If you've got Zoom fatigue, try picking up the phone
Your voice may be far more powerful than you might think
Lockdown has been a time to load up on apps. When the pandemic forced many into isolation in the spring, we started socializing on Zoom, Twitch, and Netflix Party. Club nights, trivia nights, and casual hangs on a Brady Bunch-style grid became the norm.
But so too did so-called Zoom fatigue. A plethora of articles quickly popped up advising people on how to navigate the “performative” nature of face-to-face video meetings while analyzing how our brains must work harder to interpret social cues on platforms prone to freezing and laggy connections.
With Lockdown Part 2 in full effect due to surging COVID-19 infections and many spending more time online for school or work, the “we’re all in this together” zeal has morphed into “leave me the fuck alone.”

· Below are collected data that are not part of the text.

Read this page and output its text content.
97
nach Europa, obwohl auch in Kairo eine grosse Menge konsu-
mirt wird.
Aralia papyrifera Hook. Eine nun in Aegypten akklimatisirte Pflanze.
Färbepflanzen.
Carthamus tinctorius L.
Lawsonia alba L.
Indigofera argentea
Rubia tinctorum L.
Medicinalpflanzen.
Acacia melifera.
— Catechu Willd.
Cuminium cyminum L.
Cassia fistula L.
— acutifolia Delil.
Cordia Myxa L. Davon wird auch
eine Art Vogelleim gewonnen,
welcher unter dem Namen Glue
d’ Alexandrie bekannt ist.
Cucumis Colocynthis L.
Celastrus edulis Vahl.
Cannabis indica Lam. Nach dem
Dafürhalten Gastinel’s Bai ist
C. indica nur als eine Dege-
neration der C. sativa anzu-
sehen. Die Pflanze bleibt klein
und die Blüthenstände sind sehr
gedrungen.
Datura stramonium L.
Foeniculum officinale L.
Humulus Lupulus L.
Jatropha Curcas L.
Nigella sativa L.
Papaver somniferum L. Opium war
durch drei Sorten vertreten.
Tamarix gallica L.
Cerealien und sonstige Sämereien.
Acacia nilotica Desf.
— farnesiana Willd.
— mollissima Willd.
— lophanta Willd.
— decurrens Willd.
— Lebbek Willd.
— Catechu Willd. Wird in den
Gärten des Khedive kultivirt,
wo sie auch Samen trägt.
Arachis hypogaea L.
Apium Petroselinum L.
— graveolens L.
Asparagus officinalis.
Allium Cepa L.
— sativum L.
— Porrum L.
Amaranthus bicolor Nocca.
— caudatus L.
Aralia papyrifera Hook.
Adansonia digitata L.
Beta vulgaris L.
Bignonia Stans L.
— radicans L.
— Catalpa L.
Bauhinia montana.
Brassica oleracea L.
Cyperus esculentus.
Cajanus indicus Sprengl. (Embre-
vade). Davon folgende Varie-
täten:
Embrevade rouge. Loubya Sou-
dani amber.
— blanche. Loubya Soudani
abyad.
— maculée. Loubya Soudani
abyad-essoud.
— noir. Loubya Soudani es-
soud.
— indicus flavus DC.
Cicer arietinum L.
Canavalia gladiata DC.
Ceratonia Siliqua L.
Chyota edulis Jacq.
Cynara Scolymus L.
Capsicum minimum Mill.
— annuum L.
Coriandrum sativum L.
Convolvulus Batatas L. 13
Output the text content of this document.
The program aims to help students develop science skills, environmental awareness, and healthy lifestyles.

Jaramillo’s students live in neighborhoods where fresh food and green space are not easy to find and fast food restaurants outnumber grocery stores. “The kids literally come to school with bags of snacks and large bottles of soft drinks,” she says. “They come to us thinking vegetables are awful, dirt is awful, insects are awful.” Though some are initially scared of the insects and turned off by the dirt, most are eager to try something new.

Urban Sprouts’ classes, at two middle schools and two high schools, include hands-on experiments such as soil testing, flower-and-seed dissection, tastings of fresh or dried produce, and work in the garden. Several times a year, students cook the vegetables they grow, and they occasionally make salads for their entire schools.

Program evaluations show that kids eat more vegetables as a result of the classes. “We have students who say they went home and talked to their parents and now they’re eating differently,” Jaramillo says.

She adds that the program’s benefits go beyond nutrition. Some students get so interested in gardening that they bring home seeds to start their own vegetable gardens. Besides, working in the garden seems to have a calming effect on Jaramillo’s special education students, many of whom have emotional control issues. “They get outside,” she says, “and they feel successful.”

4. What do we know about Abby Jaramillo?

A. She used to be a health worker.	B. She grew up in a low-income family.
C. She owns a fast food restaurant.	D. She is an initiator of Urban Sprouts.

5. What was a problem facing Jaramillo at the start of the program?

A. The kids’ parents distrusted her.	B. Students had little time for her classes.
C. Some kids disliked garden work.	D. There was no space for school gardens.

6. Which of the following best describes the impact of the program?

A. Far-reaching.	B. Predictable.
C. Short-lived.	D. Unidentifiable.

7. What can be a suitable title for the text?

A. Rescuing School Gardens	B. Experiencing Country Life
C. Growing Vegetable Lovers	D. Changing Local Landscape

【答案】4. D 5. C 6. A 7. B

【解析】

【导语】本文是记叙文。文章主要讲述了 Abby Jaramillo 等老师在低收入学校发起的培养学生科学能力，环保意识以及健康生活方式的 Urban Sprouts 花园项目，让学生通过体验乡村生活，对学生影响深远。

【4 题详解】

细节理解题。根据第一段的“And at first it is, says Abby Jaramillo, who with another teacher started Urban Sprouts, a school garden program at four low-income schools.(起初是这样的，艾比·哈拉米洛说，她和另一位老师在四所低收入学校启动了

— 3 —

This disdain for video chatting is backed up by data.
An Angus Reid Institute study published in mid-October found Canadians are less enthusiastic about using Zoom and other video chat apps than they were last year. Forty-seven per cent say face-to-face calling makes them feel more connected to friends and family, compared with 71 percent last year. But another 47 percent say Zoom is better than nothing.
These apps, the study concludes, are “reducing the quality of overall connection” in Canada. Even more dire, Angus Reid found the number of Canadians who say they have a good social life plummeted in the past year from just over half in 2019 to one-in-three in 2020.
The solution? Log off and pick up the phone.
“When two people are talking on the phone, they attend to each other differently than they do on a Zoom call,” explains Steve Joordens, a psychology professor at the University of Toronto Scarborough. “On Zoom, you’ve got your computer in front of you, there are tabs, you can click this and that and nobody will know. With a phone, we tend to concentrate more. We’re attentive.
“What really matters when two people connect psychologically is that feeling the other person is listening and they care about you,” he continues. “When we feel like we’re part of a network of people that care for each other, we feel more resilient and strong, ready to handle stuff.”
This is also true in the case of texting, emailing or direct messaging. A recent study published in the Journal Of Experimental Psychology found people undervalue the benefits and intimacy of voice-based connections.
Researchers asked participants to imagine having a conversation with an old friend they hadn’t spoken with in at least two years, and to predict how awkward or comfortable it might feel to connect via phone or email. They also asked which medium they prefer.
The participants were then randomly assigned to reconnect with the friend via phone or email. Those who reconnected over the phone said they had a stronger bond and deeper connection. And they didn’t feel any more uncomfortable than the people who emailed.
“Other people seem more mindful—more thoughtful, intelligent, rational and capable of emotional experience—when you literally hear what another person has to say compared with reading the same content in text,” the study states.
Pauses, intonation, and variance in pitch can “reveal thinking and feeling as it is occurring in the mind of another person,” it continues. “Text-based media lacking these cues can make others seem relatively less competent and interpersonally warm.”
This latter point is important to bear in mind next time you’re having a hot debate about politics with a friend. Talking on the phone might help you make your point more convincingly—or see the other person’s side more clearly.
Interestingly, the study also found that adding video into the mix did not affect people’s sense of connection or awkwardness. This led the researchers to theorize “the human voice is uniquely equipped to create a sense of connection with another person.”
So instead of watching something with a group of friends online in real-time, Joordens advises tuning in separately and scheduling a call to talk about it later.
The post-mortem is likely to be more lively, satisfying and better for everyone’s well-being.
“You get all the little sighs and chuckles and grunts. That’s where all the emotion is,” Joordens says. “That’s what we need: emotional connection to people just listening to one another, quite honestly. Being there for each other is where the power is.”